● ABD hükümeti 21 gündür kapalı, 11’inci bütçe oylaması da sonuçsuz kaldı.
● Beyaz Saray Ekonomi Danışmanı Kevin Hassett, “Bu hafta bitebilir ama uzarsa sert önlemler gelir” dedi.
● Kapanma ekonomiye her gün 800 milyon dolarlık maliyet yüklüyor; veri akışı ve kamu hizmetleri aksıyor.
ABD’de federal hükümetin 1 Ekim’den bu yana süren kapanması 21. gününde. Bu, Amerikan tarihindeki en uzun hükümet duraklamalarından biri olarak kayda geçti. Beyaz Saray Ekonomi Danışmanı Kevin Hassett dün yaptığı açıklamada, “Kapanmanın bu hafta içinde sona ermesi muhtemel. Ancak süreç uzarsa daha sert önlemler devreye girebilir” ifadelerini kullandı.
Senato’da yapılan son bütçe oylaması ise yine başarısız oldu. Bu, kapanma sürecinde reddedilen 11’inci tasarı anlamına geliyor. Kongre’de Cumhuriyetçilerle Demokratlar arasında göçmenlik, sağlık harcamaları ve savunma bütçesi kalemlerinde yaşanan anlaşmazlık, sürecin kısa vadede çözülemeyeceğini gösteriyor.
Ekonomik etkiler derinleşiyor. Federal kontratlar ve kamu hizmetleri günlük yaklaşık 800 milyon dolarlık maliyetle sekteye uğruyor. Kamu çalışanlarının maaşları gecikiyor, uçuş denetimlerinden gıda güvenliğine kadar birçok kritik hizmet yavaşladı. Analistler, kapanmanın her hafta büyümeden 0,1 ila 0,2 puan götürebileceğini hesaplıyor.
Hassett’in “sert önlemler” uyarısı, Beyaz Saray’ın kamu harcamalarında kesintiye gidebileceği ve bazı ödenekleri acil durum fonlarından karşılayabileceği anlamına geliyor. Ancak Senato’daki tıkanıklık sürdükçe, bu tür manevralar da geçici çözümler olmaktan öteye gidemiyor.

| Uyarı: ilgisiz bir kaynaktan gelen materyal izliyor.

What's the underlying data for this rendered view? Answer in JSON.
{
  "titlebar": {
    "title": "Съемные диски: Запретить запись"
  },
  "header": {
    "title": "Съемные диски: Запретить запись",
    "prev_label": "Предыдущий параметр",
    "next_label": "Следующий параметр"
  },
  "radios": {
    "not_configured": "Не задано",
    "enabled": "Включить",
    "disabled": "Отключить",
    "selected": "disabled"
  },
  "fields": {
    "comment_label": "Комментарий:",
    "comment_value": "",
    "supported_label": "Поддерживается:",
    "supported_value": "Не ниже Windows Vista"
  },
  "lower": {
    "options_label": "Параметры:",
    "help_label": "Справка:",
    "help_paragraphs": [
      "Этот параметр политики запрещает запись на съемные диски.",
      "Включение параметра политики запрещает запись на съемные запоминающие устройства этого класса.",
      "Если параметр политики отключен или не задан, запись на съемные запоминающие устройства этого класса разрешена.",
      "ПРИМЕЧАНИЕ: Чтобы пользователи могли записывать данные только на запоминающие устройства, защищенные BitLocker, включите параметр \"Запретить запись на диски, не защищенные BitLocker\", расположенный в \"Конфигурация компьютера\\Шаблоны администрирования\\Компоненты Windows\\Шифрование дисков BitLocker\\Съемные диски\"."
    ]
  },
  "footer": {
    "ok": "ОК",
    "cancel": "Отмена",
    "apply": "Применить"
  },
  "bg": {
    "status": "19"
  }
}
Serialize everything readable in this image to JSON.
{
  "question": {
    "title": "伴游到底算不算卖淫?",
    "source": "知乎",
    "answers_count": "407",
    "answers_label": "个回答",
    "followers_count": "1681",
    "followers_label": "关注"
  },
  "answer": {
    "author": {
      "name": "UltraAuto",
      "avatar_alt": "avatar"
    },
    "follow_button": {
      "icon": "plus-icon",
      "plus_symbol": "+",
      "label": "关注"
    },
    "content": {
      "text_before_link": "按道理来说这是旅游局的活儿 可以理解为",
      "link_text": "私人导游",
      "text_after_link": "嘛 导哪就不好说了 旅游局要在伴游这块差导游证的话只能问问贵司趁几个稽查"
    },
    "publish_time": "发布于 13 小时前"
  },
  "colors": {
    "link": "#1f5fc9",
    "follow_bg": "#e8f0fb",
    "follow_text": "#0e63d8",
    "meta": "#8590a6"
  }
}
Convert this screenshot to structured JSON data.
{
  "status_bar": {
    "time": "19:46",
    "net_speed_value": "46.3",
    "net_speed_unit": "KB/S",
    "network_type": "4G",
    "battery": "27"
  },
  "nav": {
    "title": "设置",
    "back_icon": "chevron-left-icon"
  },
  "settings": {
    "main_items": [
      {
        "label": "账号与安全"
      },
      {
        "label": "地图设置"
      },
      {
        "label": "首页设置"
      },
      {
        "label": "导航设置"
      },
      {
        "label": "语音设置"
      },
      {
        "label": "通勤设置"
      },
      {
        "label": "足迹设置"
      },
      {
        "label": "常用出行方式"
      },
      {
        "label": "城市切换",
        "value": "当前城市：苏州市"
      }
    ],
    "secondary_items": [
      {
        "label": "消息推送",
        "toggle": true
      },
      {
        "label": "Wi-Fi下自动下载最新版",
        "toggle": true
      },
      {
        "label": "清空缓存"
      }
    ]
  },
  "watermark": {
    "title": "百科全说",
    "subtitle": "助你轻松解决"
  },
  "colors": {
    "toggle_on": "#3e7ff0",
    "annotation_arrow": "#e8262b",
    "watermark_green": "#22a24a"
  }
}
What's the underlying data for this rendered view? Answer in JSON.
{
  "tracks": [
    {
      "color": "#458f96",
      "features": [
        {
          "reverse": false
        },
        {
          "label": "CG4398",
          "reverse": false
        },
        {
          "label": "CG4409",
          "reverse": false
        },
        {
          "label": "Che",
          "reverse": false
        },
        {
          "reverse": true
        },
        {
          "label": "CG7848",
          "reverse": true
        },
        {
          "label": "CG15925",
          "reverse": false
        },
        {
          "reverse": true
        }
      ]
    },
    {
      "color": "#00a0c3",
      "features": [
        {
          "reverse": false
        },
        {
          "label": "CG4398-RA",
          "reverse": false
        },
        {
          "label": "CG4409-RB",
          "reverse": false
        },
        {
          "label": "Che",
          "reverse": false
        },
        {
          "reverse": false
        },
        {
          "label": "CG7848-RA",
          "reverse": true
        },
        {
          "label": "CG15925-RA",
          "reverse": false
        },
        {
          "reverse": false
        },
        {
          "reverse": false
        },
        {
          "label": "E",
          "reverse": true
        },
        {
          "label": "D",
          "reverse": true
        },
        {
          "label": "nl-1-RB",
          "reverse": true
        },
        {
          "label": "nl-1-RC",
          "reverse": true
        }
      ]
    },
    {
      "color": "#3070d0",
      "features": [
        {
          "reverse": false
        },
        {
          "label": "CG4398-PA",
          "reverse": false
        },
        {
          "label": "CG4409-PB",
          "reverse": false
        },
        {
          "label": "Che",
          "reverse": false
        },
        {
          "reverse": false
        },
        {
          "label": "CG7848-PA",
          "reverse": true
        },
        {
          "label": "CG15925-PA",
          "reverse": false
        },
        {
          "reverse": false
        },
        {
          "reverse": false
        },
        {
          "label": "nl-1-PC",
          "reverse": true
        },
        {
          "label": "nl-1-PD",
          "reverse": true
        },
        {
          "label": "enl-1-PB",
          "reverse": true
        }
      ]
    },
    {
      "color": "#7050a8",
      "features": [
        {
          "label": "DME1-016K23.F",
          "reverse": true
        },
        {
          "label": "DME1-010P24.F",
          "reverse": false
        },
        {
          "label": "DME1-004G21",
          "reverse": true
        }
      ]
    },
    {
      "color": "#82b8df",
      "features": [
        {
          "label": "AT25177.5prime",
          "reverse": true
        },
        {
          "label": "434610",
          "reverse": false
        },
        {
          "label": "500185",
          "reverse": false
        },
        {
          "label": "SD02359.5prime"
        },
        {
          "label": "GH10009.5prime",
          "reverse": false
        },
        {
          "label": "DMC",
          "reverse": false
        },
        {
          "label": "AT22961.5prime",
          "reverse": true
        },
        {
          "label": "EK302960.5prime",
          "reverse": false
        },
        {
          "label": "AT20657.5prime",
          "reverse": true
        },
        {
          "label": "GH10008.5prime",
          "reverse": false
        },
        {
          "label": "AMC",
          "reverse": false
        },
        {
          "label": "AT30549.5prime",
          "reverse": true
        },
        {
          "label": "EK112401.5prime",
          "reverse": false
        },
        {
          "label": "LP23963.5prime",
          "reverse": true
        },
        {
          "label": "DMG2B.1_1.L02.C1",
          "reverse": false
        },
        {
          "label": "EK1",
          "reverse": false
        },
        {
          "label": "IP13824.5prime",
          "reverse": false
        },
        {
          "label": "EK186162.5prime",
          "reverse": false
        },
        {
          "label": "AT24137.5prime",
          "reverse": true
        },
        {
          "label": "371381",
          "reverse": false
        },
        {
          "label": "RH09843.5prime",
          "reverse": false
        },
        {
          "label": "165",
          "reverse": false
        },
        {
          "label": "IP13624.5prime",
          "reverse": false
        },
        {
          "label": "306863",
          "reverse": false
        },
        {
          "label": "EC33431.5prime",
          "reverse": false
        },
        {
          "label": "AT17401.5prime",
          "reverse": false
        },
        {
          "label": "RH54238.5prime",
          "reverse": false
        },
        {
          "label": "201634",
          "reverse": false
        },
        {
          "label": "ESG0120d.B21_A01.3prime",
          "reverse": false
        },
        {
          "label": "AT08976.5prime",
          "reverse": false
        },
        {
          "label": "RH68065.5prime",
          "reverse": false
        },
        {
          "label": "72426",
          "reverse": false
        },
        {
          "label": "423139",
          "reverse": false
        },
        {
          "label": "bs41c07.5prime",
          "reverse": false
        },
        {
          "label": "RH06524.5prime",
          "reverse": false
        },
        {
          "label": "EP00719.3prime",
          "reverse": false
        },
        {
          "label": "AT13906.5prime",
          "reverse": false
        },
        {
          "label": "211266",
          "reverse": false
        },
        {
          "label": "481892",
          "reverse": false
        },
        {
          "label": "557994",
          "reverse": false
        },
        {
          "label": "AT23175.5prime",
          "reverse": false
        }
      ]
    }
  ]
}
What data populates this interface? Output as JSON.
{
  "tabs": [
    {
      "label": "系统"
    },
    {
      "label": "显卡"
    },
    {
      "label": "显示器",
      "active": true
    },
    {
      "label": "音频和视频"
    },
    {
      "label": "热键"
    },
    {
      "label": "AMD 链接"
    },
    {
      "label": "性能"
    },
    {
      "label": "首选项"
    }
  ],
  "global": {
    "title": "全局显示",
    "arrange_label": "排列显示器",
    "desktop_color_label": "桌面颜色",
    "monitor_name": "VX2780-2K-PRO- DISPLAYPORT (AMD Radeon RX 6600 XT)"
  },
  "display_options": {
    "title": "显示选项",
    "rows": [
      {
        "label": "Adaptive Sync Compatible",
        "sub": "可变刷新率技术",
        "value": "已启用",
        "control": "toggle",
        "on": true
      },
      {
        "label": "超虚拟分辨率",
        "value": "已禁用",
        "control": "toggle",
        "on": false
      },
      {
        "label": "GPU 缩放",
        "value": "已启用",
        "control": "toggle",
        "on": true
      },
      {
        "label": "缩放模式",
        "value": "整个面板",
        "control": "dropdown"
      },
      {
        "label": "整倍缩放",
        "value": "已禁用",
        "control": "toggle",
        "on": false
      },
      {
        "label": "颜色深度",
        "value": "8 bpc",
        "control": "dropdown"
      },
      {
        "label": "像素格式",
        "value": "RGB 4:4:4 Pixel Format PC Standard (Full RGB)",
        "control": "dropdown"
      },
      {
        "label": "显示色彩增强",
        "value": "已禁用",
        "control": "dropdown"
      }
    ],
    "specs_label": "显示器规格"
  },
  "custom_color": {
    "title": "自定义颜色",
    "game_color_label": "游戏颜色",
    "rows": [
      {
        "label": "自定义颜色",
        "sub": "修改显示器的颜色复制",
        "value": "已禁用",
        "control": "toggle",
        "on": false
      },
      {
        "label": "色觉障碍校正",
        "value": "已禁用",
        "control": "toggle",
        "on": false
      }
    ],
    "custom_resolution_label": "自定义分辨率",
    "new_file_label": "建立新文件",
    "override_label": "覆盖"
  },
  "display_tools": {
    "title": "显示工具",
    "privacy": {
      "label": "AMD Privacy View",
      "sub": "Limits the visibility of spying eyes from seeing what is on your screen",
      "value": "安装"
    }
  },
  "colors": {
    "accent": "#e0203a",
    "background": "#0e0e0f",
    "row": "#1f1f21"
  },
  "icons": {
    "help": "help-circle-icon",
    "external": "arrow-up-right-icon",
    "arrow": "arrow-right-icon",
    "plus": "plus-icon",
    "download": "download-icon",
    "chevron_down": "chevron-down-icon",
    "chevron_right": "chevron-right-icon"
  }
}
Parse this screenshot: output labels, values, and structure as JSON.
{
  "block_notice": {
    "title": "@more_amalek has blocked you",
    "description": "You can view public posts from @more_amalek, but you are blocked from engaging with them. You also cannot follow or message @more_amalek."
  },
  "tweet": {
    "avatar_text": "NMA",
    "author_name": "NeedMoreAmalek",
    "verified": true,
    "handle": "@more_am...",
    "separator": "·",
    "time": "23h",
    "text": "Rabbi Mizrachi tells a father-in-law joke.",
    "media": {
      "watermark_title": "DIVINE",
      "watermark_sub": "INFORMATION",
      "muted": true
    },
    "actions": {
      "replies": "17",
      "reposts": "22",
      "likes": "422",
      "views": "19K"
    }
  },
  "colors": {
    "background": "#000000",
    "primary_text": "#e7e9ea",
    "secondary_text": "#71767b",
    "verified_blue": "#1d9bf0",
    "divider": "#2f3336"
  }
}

Washington kulislerinde konuşulan senaryo, Başkan Trump’ın yeni bir “stopgap” (geçici finansman) tasarısı üzerinde baskı kuracağı yönünde. Ancak parti içi bölünmeler bu seçeneğin de zayıf ihtimal olduğunu gösteriyor.
Amerikan kamuoyu, Noel dönemine girerken hâlâ kapalı olan kurumların yeniden açılıp açılmayacağına odaklanmış durumda. Piyasalar ise artık şu sorunun cevabını arıyor: Bu kapanma, sadece siyasi bir inatlaşma mı, yoksa ekonomik bir dönüm noktası mı?